A ninety-five year old guy died of cancer in an Ohio hospital a few days ago. Seems like a rather expected thing. So why all the fuss? I guess you almost have to have gone through those farcical exercises of hiding under your school desk to understand.
Did we really believe such actions would save us from atomic bombs? Maybe so, but it is hard to relate now to those Cold War fears and lack of hope.
After we lost a quarter of a million military personnel in World War II and fifty-eight thousand more in Korea America was about warred out. But the Soviet Union and “Red” China still loomed over us.
When Yuri Gagarin orbited Earth in 1957 we did not have a space program that could get off the ground. Then in April of 1961 our C.I.A. stumbled its way into the disastrous Cuban Bay of Pigs Invasion. This was followed by the closest the world has come to blowing ourselves up during the 1962 Cuban Missile Crisis.
America was tired, back on our heels and scared. We were in the crosshairs of enemies on several sides and at a crossroads of ennui. What we needed was what the Greeks needed during the Trojan War.
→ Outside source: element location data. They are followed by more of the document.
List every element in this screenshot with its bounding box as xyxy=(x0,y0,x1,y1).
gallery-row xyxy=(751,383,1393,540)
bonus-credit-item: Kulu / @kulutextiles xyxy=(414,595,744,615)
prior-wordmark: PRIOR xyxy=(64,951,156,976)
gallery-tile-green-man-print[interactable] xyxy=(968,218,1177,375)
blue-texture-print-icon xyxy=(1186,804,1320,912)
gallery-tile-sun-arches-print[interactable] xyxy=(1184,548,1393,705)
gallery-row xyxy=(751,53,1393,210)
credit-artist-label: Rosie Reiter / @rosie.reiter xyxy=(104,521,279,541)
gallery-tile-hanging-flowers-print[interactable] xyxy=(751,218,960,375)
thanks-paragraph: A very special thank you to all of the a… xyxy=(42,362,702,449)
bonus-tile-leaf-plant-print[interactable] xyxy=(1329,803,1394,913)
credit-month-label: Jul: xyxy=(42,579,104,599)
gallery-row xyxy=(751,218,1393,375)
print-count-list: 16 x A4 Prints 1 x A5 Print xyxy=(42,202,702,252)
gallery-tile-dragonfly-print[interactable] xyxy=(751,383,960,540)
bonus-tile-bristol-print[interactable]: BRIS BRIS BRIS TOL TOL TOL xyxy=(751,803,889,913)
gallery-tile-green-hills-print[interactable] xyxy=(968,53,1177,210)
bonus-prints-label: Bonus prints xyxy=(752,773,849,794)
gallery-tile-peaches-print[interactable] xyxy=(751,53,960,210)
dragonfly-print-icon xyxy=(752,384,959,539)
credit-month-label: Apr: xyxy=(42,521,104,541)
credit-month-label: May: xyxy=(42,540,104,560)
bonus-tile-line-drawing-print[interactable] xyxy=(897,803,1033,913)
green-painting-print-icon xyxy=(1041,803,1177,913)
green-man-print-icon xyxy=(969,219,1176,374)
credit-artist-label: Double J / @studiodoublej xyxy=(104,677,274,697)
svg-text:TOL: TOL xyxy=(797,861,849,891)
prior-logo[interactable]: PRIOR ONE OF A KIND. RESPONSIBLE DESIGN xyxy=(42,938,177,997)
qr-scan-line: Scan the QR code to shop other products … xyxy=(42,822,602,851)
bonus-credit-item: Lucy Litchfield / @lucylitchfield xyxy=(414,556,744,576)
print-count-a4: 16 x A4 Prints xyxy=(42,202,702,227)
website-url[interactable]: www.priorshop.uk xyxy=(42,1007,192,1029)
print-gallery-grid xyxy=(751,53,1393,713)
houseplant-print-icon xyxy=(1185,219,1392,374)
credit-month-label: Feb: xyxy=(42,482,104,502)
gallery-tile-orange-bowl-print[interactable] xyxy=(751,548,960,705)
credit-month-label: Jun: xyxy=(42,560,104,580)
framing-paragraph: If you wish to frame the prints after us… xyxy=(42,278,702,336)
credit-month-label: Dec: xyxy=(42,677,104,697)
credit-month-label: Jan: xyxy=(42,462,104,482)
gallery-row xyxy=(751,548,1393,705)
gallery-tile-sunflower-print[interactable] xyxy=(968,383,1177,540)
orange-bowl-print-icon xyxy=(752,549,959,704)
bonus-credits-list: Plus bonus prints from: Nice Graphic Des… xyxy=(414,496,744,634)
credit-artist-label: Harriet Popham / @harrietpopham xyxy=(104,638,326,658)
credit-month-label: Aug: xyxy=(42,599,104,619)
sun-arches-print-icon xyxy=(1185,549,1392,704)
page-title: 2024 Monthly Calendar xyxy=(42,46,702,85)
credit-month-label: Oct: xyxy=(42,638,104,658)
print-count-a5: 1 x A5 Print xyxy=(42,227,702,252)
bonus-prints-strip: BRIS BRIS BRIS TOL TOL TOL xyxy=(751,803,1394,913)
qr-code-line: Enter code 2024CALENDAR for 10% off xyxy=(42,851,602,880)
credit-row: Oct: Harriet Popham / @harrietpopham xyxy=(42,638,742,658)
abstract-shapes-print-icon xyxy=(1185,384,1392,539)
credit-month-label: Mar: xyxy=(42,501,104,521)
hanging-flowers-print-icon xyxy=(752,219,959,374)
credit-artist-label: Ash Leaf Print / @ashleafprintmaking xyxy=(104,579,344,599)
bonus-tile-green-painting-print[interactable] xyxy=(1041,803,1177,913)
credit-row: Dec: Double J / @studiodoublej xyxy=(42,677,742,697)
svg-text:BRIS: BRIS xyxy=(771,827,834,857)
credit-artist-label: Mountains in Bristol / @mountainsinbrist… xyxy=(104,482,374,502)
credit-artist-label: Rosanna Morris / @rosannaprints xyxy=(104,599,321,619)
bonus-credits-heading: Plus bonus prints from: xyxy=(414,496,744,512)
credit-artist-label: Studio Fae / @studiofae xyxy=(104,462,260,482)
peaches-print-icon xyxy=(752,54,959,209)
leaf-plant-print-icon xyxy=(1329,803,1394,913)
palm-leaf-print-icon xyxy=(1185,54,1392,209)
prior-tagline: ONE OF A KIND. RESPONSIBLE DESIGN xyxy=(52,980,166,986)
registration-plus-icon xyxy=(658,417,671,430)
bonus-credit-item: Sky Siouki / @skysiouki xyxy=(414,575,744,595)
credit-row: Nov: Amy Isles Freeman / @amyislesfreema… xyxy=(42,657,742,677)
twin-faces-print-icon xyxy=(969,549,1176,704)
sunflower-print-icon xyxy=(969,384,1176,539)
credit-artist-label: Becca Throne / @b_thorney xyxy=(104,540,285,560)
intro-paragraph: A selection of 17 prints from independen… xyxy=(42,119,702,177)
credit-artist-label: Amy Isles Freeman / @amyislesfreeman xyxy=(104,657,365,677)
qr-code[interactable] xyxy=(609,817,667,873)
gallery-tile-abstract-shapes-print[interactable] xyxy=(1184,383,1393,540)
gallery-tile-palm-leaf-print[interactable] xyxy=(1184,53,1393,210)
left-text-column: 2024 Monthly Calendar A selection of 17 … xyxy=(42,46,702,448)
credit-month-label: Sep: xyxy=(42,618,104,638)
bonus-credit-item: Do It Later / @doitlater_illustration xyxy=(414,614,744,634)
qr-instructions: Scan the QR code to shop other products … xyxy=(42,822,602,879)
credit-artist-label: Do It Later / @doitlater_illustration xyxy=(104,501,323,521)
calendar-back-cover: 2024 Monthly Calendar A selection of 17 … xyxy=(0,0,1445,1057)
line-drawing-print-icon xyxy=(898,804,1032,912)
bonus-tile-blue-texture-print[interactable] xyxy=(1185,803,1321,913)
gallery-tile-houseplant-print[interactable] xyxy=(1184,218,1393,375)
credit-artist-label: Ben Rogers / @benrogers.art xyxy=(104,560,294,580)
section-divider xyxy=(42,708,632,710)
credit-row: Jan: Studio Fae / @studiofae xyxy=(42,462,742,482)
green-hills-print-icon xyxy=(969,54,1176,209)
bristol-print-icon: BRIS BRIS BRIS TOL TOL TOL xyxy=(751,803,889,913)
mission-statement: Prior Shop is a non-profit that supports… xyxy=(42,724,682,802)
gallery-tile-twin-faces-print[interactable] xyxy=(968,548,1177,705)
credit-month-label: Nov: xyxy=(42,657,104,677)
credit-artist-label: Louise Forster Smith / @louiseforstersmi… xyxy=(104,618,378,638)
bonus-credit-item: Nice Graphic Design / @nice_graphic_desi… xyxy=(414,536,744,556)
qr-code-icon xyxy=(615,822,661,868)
We needed an Achilles to inspire us, a hero whose confidence, ability and bravery could take our minds off of our fear and fire us with a will to win. Enter John Glenn.
This Midwestern, small town, normal sized unassuming product of the Great Depression, World War II, Korea and the Cold War climbed aboard an exploding cannon and rode it around the Earth less than one year after Gagarin thrilled the world and sent us under our desks.
To those of us who lived through the Cold War John Glenn represented the ability to fight back. So when Senator Glenn appeared with Presidential candidate Bobby Kennedy at the Indiana University Auditorium on April 24, 1968, we students who packed the place to boo Kennedy for running against Gene McCarthy turned into hero worshipers when John Glenn appeared.
That’s what a true hero brings out, gratitude and respect. If John Glenn thought Bobby was okay, then he was okay with us. Some might say we were fickle; I say we were converts.
A national hero is an extremely rare person. Adrian Peterson is a great football player and Madonna is a great entertainer, but to call them heroes is to miscomprehend the term. As commentator Charles Krauthammer said, we may have had only two true national heroes in the last one hundred years, Charles Lindbergh and John Glenn. That’s why the old guy’s passing is such a big deal.